如何在MySQL的左联接中获得相关行的计数？

Question

I have two tables, a vehicle table with columns:

• id
• stock
• year
• make
• model

and an images table with columns:

• id
• vehicle_id
• name
• caption
• default tinyint(1)

I am trying to list the vehicle's information, its default image, and a total count of images the vehicle has. Currently I am using the following SELECT statement:

SELECT vehicle.id, vehicle.stock, vehicle.year,
    vehicle.make, vehicle.model, images.name,
    COUNT(images.id)
FROM vehicle
LEFT JOIN images
ON vehicle.id = images.vehicle_id

I initially was using:

ON vehicle.id = images.vehicle_id AND images.default = 1

but then the images count would only be 1 or 0 depending if there was a default image in the database. I have tried using UNION and other SELECT statements but I am still unable to get a proper result. Do I need to use two SELECT statements or is there another way to handle it with JOIN or UNION ?

Answer 1

SELECT 
    `vehicle`.`id`, 
    `vehicle`.`stock`, 
    `vehicle`.`year`, 
    `vehicle`.`make`, 
    `vehicle`.`model`, 
    `images`.`name`,
    (
        SELECT COUNT(*) 
        FROM `images` 
        WHERE `vehicle_id` = `vehicle`.`id`
    ) AS `image_count`
FROM `vehicle`
LEFT JOIN `images`
ON `images`.`vehicle_id` = `vehicle`.`id`
WHERE `images`.`default`

Answer 2

In the way the anser suggests, you get repeated values of "vehicle". A better way, is to group results. Try without the JOIN :

SELECT 
    `vehicle`.`id`, 
    `vehicle`.`stock`, 
    `vehicle`.`year`, 
    `vehicle`.`make`, 
    `vehicle`.`model`, 
    `images`.`name`,
    (
        SELECT COUNT(*) 
        FROM `images` 
        WHERE `vehicle_id` = `vehicle`.`id`
    ) AS `image_count`
FROM `vehicle`

WHERE `images`.`default`

Answer 3

Let me make it clear for everyone!

Task : Print 3 columns table:

1. Vehicles (titles) from vehicles table.
2. Amount of comments for each vehicle from comments table.
3. Amount of images for each vehicle from images table.

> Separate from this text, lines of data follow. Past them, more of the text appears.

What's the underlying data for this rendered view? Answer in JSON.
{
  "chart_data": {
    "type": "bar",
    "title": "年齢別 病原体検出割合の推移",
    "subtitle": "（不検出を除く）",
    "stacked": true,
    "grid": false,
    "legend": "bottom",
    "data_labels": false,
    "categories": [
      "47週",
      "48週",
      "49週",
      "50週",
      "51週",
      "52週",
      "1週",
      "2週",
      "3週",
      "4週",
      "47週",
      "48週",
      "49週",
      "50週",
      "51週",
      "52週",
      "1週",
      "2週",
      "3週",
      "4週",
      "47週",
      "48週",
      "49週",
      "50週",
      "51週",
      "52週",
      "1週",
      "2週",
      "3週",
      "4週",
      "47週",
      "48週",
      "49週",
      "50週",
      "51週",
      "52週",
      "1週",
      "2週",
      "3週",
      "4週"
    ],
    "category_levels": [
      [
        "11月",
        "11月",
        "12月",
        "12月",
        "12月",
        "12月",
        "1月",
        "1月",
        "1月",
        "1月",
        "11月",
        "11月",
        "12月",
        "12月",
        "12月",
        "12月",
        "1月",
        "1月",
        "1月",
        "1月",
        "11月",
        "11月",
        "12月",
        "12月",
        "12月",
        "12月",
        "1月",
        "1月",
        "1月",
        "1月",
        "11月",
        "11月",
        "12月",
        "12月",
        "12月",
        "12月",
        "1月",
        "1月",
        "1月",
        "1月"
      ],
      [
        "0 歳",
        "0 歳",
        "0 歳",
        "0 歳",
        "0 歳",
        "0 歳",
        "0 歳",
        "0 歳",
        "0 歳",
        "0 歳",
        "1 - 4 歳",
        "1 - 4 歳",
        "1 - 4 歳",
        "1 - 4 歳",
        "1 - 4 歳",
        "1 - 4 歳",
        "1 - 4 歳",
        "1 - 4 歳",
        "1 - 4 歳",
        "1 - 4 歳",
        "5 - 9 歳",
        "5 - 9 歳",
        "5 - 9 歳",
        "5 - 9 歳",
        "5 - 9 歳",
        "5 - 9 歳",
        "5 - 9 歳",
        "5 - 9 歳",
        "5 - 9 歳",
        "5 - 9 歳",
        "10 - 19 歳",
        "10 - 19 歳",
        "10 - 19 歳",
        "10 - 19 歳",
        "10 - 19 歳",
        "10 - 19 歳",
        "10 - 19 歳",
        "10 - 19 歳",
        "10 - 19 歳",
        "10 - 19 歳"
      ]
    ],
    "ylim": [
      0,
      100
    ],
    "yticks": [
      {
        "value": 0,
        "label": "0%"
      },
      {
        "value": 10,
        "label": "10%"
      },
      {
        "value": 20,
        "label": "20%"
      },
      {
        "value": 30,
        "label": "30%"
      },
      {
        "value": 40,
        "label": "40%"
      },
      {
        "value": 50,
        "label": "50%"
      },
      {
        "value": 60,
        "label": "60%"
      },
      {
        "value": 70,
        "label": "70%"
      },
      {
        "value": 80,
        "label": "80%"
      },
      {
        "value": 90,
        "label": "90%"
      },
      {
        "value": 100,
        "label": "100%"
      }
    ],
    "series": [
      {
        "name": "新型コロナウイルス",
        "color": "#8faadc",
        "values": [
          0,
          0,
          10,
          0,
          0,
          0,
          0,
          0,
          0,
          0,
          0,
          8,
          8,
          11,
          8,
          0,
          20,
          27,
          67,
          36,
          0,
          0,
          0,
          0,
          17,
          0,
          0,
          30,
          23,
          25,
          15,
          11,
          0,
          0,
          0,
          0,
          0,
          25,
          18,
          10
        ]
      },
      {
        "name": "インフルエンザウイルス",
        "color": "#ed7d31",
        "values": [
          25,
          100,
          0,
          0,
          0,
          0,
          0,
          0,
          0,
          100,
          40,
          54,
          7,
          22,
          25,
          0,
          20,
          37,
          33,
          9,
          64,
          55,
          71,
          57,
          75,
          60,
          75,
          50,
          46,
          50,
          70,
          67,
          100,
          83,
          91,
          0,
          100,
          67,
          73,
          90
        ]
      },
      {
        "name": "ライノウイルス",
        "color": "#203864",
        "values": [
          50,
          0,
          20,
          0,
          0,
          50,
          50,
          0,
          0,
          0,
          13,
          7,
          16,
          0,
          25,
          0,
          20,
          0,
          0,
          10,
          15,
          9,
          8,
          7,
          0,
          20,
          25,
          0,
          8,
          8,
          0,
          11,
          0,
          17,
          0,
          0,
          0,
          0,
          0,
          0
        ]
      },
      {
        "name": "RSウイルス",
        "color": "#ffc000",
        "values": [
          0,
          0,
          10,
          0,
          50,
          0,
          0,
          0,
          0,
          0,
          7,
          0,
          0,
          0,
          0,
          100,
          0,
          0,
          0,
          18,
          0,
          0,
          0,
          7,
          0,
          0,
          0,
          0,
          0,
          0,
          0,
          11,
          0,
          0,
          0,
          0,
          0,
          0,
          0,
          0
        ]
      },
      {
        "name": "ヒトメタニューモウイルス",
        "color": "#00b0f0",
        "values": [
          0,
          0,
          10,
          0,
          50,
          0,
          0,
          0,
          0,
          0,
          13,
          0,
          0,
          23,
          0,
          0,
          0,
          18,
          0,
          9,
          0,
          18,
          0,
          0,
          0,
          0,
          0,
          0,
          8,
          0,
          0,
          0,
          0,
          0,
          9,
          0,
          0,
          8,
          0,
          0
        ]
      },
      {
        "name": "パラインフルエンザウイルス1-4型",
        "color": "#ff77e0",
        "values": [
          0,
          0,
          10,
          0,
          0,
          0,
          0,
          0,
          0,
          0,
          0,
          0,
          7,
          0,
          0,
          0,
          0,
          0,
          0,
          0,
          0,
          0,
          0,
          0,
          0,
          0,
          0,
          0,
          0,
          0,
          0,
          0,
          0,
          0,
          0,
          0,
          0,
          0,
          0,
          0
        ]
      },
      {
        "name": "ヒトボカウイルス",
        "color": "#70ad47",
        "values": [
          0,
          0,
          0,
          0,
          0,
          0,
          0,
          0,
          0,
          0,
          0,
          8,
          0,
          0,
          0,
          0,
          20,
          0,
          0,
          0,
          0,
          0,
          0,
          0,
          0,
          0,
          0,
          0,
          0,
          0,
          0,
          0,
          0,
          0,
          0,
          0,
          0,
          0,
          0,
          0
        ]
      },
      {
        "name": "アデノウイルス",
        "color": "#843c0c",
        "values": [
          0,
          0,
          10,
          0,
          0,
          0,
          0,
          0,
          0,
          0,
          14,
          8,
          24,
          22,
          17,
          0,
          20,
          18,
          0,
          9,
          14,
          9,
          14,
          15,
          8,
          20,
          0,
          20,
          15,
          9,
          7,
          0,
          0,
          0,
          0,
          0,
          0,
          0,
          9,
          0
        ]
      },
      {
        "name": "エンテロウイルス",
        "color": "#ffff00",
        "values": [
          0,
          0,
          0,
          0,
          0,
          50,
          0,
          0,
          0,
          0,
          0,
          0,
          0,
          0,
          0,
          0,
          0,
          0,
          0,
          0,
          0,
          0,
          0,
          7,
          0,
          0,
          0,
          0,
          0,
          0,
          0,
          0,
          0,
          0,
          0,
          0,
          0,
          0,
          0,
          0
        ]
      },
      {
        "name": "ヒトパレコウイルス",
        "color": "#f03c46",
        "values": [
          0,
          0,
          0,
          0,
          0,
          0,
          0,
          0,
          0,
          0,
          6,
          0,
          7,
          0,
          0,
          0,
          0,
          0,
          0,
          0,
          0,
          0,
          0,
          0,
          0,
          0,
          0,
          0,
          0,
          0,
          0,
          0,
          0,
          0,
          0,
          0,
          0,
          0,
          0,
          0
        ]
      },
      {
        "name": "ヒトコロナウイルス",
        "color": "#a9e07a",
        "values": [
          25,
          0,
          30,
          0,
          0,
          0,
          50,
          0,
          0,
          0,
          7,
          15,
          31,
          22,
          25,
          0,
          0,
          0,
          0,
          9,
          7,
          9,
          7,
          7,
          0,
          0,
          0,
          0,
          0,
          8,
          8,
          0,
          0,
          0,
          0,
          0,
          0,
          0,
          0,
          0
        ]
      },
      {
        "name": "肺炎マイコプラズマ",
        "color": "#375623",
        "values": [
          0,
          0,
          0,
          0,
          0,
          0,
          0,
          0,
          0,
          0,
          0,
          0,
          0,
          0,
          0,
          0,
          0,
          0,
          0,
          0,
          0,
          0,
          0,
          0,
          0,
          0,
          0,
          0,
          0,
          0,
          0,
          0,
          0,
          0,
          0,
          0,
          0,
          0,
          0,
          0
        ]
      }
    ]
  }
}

Expected output (just an example) :

+----------------------+----------------+--------------+
|        title         | comments_count | images_count |
+----------------------+----------------+--------------+
| BMW X6               |             35 |            9 |
| Audi A6              |              3 |            5 |
| Volkswagen Passat B6 |             78 |            6 |
| Volkswagen Passat B5 |            129 |            4 |
+----------------------+----------------+--------------+

Solution :

SELECT 
    vehicles.title,
    (SELECT COUNT(*) FROM comments WHERE vehicles.id = comments.vehicle_id) AS comments_count,
    (SELECT COUNT(*) FROM images WHERE vehicles.id = images.vehicle_id) AS images_count
FROM vehicles